According to Haider J. Warraich, MD, cardiologist at Duke University Medical Center and the Duke Clinical Research Institute, and colleagues, the results of the study underscore that interventions are needed to address this patient-centered outcome and its health impact.
“Social determinants of health are strongly linked to the risk of heart disease, with employment — or the lack of employment — being one of the most significant,” Warraich said in a press release. “Job loss significantly interacts with other psychosocial factors such as depression and health status.”
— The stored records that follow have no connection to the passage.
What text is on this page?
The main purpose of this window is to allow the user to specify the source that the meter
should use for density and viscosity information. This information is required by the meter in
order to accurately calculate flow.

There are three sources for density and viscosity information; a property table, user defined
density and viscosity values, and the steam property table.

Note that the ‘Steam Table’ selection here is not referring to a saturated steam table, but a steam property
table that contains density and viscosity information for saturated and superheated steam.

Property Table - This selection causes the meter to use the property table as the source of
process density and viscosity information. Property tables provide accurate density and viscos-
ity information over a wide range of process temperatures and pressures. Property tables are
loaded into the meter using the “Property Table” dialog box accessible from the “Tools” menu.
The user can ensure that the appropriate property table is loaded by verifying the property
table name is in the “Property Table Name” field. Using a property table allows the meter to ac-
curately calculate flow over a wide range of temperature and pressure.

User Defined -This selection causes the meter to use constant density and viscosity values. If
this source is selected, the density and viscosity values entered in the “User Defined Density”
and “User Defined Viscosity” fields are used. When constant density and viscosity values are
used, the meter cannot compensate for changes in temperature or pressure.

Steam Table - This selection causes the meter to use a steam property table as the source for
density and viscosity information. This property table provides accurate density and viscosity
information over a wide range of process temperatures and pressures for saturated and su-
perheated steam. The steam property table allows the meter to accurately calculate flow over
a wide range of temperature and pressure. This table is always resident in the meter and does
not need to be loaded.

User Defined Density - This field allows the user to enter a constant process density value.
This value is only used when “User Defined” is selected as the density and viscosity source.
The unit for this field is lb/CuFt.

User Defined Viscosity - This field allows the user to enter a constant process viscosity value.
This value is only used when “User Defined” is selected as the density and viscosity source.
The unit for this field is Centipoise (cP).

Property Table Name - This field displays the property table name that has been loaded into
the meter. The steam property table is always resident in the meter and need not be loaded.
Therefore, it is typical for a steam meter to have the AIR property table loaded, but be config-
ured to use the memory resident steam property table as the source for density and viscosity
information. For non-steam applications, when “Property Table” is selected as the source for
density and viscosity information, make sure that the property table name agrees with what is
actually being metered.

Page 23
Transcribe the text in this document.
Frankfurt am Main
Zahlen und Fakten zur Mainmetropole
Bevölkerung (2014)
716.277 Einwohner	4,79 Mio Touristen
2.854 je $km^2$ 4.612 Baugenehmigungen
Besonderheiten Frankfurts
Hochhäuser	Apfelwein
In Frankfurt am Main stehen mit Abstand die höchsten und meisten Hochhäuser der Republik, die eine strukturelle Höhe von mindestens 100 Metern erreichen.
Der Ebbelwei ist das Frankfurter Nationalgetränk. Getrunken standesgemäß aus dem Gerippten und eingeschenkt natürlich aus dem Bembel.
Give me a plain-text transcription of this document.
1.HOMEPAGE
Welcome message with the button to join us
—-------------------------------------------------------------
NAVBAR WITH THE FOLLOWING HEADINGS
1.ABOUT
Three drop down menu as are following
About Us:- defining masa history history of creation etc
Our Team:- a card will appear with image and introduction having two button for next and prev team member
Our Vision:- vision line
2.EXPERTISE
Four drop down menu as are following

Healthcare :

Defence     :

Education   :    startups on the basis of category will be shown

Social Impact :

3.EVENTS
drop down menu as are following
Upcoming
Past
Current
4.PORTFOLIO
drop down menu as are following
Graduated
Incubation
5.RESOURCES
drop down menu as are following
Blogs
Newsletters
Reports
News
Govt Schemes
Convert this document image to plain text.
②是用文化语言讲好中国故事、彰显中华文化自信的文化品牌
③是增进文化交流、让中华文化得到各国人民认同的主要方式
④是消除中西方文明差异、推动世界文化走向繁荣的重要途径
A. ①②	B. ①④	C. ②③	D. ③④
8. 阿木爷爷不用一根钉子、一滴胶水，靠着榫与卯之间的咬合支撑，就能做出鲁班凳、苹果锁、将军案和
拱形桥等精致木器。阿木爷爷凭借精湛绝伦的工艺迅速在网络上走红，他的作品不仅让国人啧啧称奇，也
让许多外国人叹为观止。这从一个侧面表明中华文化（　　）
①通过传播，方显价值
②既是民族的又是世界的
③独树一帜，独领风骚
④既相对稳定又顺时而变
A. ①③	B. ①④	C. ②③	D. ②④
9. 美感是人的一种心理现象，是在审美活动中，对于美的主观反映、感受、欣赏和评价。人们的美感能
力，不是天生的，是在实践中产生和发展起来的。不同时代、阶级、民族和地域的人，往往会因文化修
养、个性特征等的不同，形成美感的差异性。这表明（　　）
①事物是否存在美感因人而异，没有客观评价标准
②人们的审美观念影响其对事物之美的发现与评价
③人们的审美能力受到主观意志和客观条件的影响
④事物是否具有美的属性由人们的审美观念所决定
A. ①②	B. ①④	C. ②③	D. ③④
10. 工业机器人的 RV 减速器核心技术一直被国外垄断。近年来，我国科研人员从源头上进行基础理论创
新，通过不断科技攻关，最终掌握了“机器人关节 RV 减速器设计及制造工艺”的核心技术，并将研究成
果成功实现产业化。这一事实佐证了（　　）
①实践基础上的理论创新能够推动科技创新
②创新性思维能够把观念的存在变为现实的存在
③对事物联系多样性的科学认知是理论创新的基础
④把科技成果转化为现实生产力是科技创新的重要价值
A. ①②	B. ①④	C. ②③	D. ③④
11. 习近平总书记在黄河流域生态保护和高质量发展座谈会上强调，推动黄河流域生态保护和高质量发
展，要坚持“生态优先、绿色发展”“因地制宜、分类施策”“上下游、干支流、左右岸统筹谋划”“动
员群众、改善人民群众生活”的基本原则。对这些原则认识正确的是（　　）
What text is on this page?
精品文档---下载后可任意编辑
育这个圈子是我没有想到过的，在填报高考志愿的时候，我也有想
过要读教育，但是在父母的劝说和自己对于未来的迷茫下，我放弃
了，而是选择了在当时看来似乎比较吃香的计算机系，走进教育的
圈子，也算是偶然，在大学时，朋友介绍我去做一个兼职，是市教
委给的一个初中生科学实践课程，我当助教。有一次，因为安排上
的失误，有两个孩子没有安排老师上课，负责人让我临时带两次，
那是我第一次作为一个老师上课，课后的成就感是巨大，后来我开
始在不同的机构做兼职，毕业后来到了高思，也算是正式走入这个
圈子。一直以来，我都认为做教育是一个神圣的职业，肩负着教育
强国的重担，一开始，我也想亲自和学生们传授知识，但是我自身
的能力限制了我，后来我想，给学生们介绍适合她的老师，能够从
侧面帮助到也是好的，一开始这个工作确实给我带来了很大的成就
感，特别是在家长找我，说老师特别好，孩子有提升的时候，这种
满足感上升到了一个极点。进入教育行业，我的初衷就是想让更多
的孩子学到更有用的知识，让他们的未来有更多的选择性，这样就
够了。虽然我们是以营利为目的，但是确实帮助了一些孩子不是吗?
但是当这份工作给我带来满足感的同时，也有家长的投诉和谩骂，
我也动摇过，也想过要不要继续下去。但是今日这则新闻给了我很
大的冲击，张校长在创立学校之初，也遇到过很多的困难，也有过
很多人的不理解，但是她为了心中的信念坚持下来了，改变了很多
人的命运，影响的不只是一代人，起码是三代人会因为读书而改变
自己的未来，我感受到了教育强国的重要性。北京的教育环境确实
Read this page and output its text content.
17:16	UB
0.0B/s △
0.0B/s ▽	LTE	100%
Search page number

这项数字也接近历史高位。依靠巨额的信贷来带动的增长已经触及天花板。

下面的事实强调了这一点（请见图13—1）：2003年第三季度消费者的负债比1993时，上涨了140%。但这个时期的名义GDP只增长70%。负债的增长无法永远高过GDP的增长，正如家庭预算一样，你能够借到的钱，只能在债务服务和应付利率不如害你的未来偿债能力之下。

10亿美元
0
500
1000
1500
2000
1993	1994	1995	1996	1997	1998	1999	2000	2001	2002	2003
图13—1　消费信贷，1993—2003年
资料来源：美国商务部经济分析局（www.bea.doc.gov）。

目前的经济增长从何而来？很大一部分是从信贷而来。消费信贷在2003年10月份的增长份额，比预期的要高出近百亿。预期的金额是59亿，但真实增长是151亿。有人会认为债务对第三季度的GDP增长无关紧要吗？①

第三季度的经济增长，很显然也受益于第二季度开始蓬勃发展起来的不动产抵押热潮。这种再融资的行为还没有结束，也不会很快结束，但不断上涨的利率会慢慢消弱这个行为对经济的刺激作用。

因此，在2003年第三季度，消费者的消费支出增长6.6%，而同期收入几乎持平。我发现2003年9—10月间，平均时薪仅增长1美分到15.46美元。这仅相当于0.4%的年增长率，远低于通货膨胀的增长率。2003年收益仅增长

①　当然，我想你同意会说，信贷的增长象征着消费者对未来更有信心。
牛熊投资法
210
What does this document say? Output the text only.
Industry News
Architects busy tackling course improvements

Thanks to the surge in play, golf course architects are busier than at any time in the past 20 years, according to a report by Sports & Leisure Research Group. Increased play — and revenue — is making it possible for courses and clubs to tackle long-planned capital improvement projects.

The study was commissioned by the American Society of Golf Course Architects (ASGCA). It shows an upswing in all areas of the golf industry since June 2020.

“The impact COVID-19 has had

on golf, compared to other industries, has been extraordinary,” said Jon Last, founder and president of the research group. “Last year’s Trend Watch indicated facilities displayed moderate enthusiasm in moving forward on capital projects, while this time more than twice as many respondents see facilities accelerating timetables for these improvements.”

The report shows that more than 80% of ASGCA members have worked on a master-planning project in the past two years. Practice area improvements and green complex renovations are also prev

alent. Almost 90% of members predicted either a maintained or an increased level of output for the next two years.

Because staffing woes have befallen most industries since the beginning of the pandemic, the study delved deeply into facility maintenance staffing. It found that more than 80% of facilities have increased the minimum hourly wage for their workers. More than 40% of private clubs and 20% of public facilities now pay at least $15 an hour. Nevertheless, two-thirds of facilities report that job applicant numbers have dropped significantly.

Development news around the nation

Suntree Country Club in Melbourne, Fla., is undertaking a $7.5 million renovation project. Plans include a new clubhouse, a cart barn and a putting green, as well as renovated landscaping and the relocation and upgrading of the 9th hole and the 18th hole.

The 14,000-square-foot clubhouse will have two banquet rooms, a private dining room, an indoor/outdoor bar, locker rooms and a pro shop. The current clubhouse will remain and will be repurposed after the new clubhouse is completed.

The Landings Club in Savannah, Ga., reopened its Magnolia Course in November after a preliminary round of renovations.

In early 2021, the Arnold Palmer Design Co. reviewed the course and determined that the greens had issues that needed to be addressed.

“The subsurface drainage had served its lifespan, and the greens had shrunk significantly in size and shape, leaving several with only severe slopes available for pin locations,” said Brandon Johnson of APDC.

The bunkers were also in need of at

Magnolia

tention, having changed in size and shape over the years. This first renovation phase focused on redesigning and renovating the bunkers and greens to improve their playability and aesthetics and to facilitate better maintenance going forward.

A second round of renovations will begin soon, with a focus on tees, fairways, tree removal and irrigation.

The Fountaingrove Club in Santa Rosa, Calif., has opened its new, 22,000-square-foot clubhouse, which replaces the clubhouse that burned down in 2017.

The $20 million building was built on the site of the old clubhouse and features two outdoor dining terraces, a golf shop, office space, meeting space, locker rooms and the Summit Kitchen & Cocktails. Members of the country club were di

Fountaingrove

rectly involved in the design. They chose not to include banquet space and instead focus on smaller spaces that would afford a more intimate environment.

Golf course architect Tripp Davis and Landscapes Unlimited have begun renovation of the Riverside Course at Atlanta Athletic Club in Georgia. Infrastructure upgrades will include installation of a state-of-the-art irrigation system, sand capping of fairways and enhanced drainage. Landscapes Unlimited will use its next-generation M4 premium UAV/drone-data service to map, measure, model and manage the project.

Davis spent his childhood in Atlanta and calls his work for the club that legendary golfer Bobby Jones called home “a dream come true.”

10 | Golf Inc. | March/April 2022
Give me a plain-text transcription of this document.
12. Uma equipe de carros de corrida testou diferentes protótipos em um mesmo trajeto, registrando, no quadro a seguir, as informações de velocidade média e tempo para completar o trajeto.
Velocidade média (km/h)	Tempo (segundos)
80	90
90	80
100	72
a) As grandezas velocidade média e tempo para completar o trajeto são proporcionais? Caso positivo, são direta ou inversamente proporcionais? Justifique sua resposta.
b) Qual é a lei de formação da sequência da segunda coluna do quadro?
Due to the implications that the inability to resume employment after acute MI may have on patients, the researchers examined data from 9,319 patients with MI enrolled in a longitudinal registry at 233 U.S. hospitals to assess the prevalence of and outcomes associated with adverse change in employment after MI.
Using the TRANSLATE-ACS study, Warraich and colleagues assessed employment status at baseline and 1 year among patients with MI (mean age, 61 years; 27.3% women).
Adverse change in employment was defined as patients working at baseline but working less or not working at 1 year after MI.
Changes in employment
Fifty-one percent of patients were employed at the time of MI. At 1 year, 10% reported changes in employment, with 3% working less and 7% no longer working.
It was found that factors significantly associated with adverse change in employment included a number of unplanned readmissions, postdischarge bleeding complications, hypertension and smoking.
Patients with an adverse change in employment were more likely to report depression (Patient Health Questionnaire-2 score > 3: 27.4% vs. 16.7%), lower health status based on mean EuroQoL visual analogue scale score (change group, 73; standard deviation, 17.8; no-change group, 78; standard deviation, 14.8) and moderate to extreme financial hardship with medication costs (41% vs. 28.4%; P < .001 for all) at 1 year, according to the researchers.
They observed no difference in adherence to evidence-based medications prescribed at discharge.
“These findings help us identify patients at high risk of not returning to work,” Warraich said in the release. “This can help us focus our resources on, for example, patients readmitted after a heart attack, as a way of targeting those at most risk of not returning to work.”
Support needed
The findings lacked detailed information on work type such as professional, clerical, skilled and occupational characteristics like level of stress, social support and job satisfaction, Rachel P. Dreyer, PhD, of the department of emergency medicine at Yale University School of Medicine, and Victoria Vaughan Dickson, PhD, RN, of New York University Rory Meyers College of Nursing, wrote in an accompanying editorial.
“As the demographics of America’s workforce changes, the magnitude of [acute MI] among working adults and the need for interventions that support successful return to work requires continued attention by researchers and clinicians,” they wrote. – by Dave Quaile
Disclosures: Dickson, Dreyer and Warraich report no relevant financial disclosures. Please see the study for all other authors’ relevant financial disclosures.